Ryanair announces record profits despite fuel costs
Ryanair has announced record half year profits of €237m, up by 18% from the same period last year.
The budget airline said today that traffic grew by 29% to 18 million passengers while yields increased by 3%. As a result, total revenues rose by 33% to €946.2m.
Unit costs increased by 8% (excluding fuel they fell by 7%) as fuel costs rose by 108% to €236.9m.
As a result of these significantly higher fuel costs, Ryanair’s adjusted after-tax margin for the half year fell by three points to 25%.
Ryanair boss Michael O’Leary said: "We have again reaffirmed our commitment not to impose fuel surcharges on our passengers and reaped the benefits of this strategy in terms of significant traffic growth and slightly higher yields during the half year.
"Excluding fuel all other unit costs were reduced by 7% thanks to the addition of more lower cost and efficient Boeing 737-800’s, new lower-cost airport and base agreements and continuing tight control over all other cost lines.
"We continue to focus aggressively on costs and anticipate that the cost reductions achieved will continue to partially offset the significantly higher oil prices."
Mr O'Leary also commented on proposed and likely charges introduced by the airport authorities in Ireland and the UK.
"In Ireland the recent decision by the Commission for Aviation Regulation to allow Dublin Airport to increase airport charges by 23% from January next to pay for a proposed second terminal, five years before it is built and without any consultation with the airline users (despite previous government assurances) is beyond belief.
"We now have the bizarre situation that an over-specified future airport development is being funded by increasing charges now even though not a sod has been turned on the facility, and there is no plan for it to be turned for quite some time."

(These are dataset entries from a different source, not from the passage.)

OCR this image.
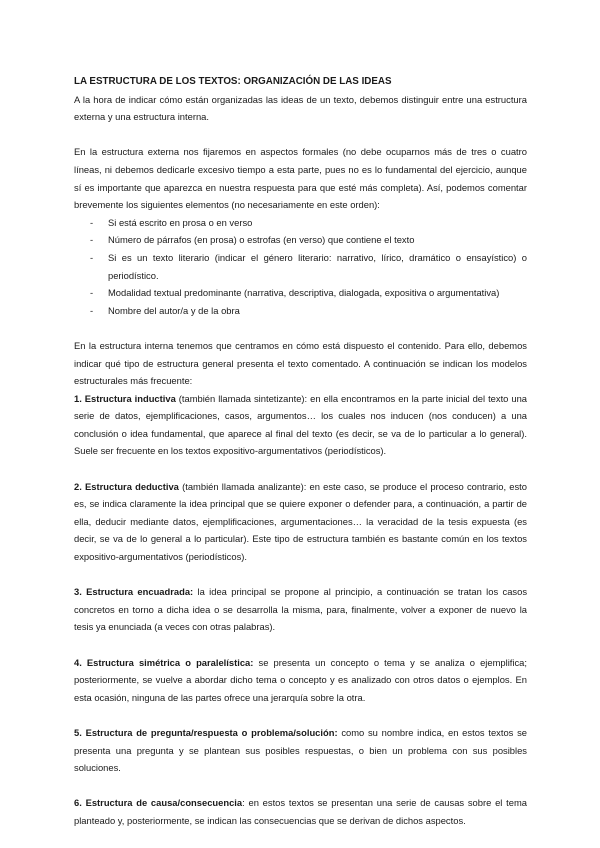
LA ESTRUCTURA DE LOS TEXTOS: ORGANIZACIÓN DE LAS IDEAS

A la hora de indicar cómo están organizadas las ideas de un texto, debemos distinguir entre una estructura externa y una estructura interna.

En la estructura externa nos fijaremos en aspectos formales (no debe ocuparnos más de tres o cuatro líneas, ni debemos dedicarle excesivo tiempo a esta parte, pues no es lo fundamental del ejercicio, aunque sí es importante que aparezca en nuestra respuesta para que esté más completa). Así, podemos comentar brevemente los siguientes elementos (no necesariamente en este orden):

- Si está escrito en prosa o en verso
- Número de párrafos (en prosa) o estrofas (en verso) que contiene el texto
- Si es un texto literario (indicar el género literario: narrativo, lírico, dramático o ensayístico) o periodístico.
- Modalidad textual predominante (narrativa, descriptiva, dialogada, expositiva o argumentativa)
- Nombre del autor/a y de la obra

En la estructura interna tenemos que centramos en cómo está dispuesto el contenido. Para ello, debemos indicar qué tipo de estructura general presenta el texto comentado. A continuación se indican los modelos estructurales más frecuente:

1. Estructura inductiva (también llamada sintetizante): en ella encontramos en la parte inicial del texto una serie de datos, ejemplificaciones, casos, argumentos… los cuales nos inducen (nos conducen) a una conclusión o idea fundamental, que aparece al final del texto (es decir, se va de lo particular a lo general). Suele ser frecuente en los textos expositivo-argumentativos (periodísticos).

2. Estructura deductiva (también llamada analizante): en este caso, se produce el proceso contrario, esto es, se indica claramente la idea principal que se quiere exponer o defender para, a continuación, a partir de ella, deducir mediante datos, ejemplificaciones, argumentaciones… la veracidad de la tesis expuesta (es decir, se va de lo general a lo particular). Este tipo de estructura también es bastante común en los textos expositivo-argumentativos (periodísticos).

3. Estructura encuadrada: la idea principal se propone al principio, a continuación se tratan los casos concretos en torno a dicha idea o se desarrolla la misma, para, finalmente, volver a exponer de nuevo la tesis ya enunciada (a veces con otras palabras).

4. Estructura simétrica o paralelística: se presenta un concepto o tema y se analiza o ejemplifica; posteriormente, se vuelve a abordar dicho tema o concepto y es analizado con otros datos o ejemplos. En esta ocasión, ninguna de las partes ofrece una jerarquía sobre la otra.

5. Estructura de pregunta/respuesta o problema/solución: como su nombre indica, en estos textos se presenta una pregunta y se plantean sus posibles respuestas, o bien un problema con sus posibles soluciones.

6. Estructura de causa/consecuencia: en estos textos se presentan una serie de causas sobre el tema planteado y, posteriormente, se indican las consecuencias que se derivan de dichos aspectos.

Turning his attention to the UK, he said: "We continue to fight the levy of unjust taxes on our passengers and we welcome the recent announcement by the UK government that it would not impose a £1 tax on air tickets. This £1 tax was proposed by the CAA to cover their own failure to ensure that scheduled airlines had adequate financial resources to fly to and from the UK.
"We also oppose the £4bn (€5.9bn) BAA farce at Stansted Airport where the BAA airport monopoly propose to build facilities that the users at the airport unanimously oppose, as they are extravagant and over specified. The objective of this inflated proposal is to ensure that the BAA airport monopoly can claim a higher return on this £4bn (€5.9bn) of capital expenditure rather than the £400m (€593m) to £600m (€889m), which more accurately reflects the cost of the facilities that the user airlines actually want them to build."